Eine weitere Kontroverse entstand um das Bild „Blauer Akt (Erinnerung an Biskra)“ von Matisse. Nachdem die französische Öffentlichkeit bereits sechs Jahre zuvor diese fauvistische Arbeit abgelehnt hatte, die Inspiration für Picassos „Les Demoiselles d’Avignon“ gewesen sein soll, ebenfalls von der amerikanische Bevölkerung mit dem Vorwurf moralischer Schamlosigkeit verschmäht. Die Bevölkerung forderte für dieses Bild, zusammen mit anderen kubistischen Werken, eine Zensur der Bilder.
Als die Armory Show nach Chicago wanderte, eine Stadt die heute gerade als ein Paradebeispiel für progressive Kultur und Politik gilt, versammelten sich Studenten um Abbildungen des Werks „Blauer Akt“ von Matisse zu verbrennen. Die folgende Schlagzeile konnte man in den lokalen Zeitungen lesen: Kubistenkunst wird untersucht; Illinois Legislative untersucht den moralischen Wert der Kunst, die uns so empfohlen wird. (Ottumwa Tri-Weekly Courier, Iowa, 3 April 1913).

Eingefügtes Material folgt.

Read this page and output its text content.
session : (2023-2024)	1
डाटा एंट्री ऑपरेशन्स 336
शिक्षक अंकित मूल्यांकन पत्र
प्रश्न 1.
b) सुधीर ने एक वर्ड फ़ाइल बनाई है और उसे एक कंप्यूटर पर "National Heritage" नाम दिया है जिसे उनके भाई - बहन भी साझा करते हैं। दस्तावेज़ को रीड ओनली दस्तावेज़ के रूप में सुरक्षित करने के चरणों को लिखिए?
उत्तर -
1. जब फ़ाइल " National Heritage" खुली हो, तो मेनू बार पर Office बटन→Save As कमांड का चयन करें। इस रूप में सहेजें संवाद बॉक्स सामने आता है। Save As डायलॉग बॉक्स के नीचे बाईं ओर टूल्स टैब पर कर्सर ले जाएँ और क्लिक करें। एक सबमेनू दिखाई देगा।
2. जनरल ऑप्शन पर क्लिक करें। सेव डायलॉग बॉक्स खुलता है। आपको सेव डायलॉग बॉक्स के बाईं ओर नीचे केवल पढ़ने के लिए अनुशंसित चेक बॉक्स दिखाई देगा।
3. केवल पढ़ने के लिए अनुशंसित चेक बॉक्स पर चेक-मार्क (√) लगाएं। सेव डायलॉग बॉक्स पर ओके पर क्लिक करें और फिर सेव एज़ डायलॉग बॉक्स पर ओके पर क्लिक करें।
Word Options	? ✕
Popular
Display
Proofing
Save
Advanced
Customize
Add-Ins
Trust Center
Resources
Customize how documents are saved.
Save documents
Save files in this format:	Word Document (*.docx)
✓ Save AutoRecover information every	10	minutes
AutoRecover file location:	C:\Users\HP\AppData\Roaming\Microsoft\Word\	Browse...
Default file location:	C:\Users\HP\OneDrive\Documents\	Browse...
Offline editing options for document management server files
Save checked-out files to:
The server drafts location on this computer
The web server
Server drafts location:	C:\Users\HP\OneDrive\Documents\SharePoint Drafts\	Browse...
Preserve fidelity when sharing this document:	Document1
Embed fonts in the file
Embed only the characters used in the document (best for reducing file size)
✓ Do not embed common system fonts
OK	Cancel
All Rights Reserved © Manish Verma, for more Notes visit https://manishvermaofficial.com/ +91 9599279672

Beurteilt man Roosevelts Anschauungen vor dem Hintergrund der Moralvorstellungen um die Jahrhundertwende erkennt man schnell, dass heute Kubismus wohl die kleinste Sorge des Theodore Roosevelts wäre. Wäre er mit heutigen Moralvorstellungen konfrontiert, er müsste seine Teppich-Vergleiche wohl neu formulieren. Vielleicht am meisten spricht für den Erfolg der Armory Show die Tatsache, dass während in jenen Tagen die Gleichgesinnten Roosevelts, beim „Ottumwa Courier“, so eingängigen Schlagzeilen wie „Höhere Camping Gebühren im Ottumwa Park ab 1. April“ publizieren, (Schlagzeile, Februar 2016), heute Picassos Gemälde für bis zu 175.000.000 US-Dollar verkauft werden und nicht weit vom Geburtsort der amerikanischen Verfassung im Philadelphia Museum of Art, Duchamps Akt, eine Treppe herabsteigend besichtigt werden kann.